Direct naar artikelinhoud
De vijf procent achterlijken onder ons zal altijd blijven denken dat borsten er zijn om in te knijpen
ColumnMarnix Peeters

De vijf procent achterlijken onder ons zal altijd blijven denken dat borsten er zijn om in te knijpen

Op zijn berg in de Oostkantons schrijft Marnix Peeters over vrijheid, zijn vogels en zijn vrouw.

Vijf procent van de mensen deugt niet, zei ik. Ze zijn dom, asociaal, averechts, onbeleefd, egoïstisch en arrogant. Ze zijn holhoofdig, of scheef opgevoed, ze vinden dat ze meer mogen dan een ­ander en ze snappen het niet als ze ­iemand anders verdriet aandoen, en als ze het wel snappen geven ze er niet om. Misschien leren sommigen na verloop van tijd wat bij, maar dan komen er weer nieuwe woesten en kortzichtigen bij om het debiet op peil te houden.
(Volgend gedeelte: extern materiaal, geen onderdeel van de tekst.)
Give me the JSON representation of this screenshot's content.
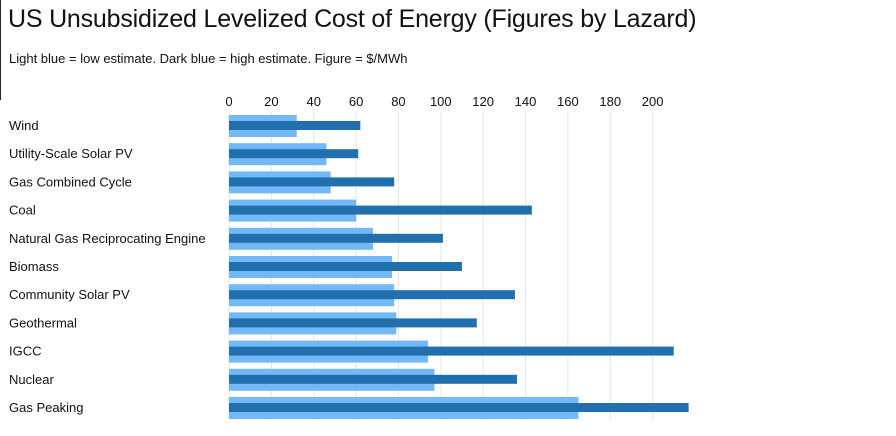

Er zijn allochtonen en autochtonen bij, mannen en vrouwen, jongeren en ouder­lingen, dikken en dunnen. Het zijn de mannen die vinden dat ze je bij de borsten mogen grijpen, de ­vrouwen die je vernederen, de gepensioneerden die naar je hond sissen, de nouveaux ­riches die belastingen ontduiken en de patsers die met negentig per uur langs een groep wandelaars scheuren.

Je kunt hen laten verhoren, van antwoord dienen, op hun onbeschoftheid wijzen, boetes geven en hun rijbewijs afpakken, maar ze stappen de volgende dag weer in hun Audi en ze scheuren rustig verder.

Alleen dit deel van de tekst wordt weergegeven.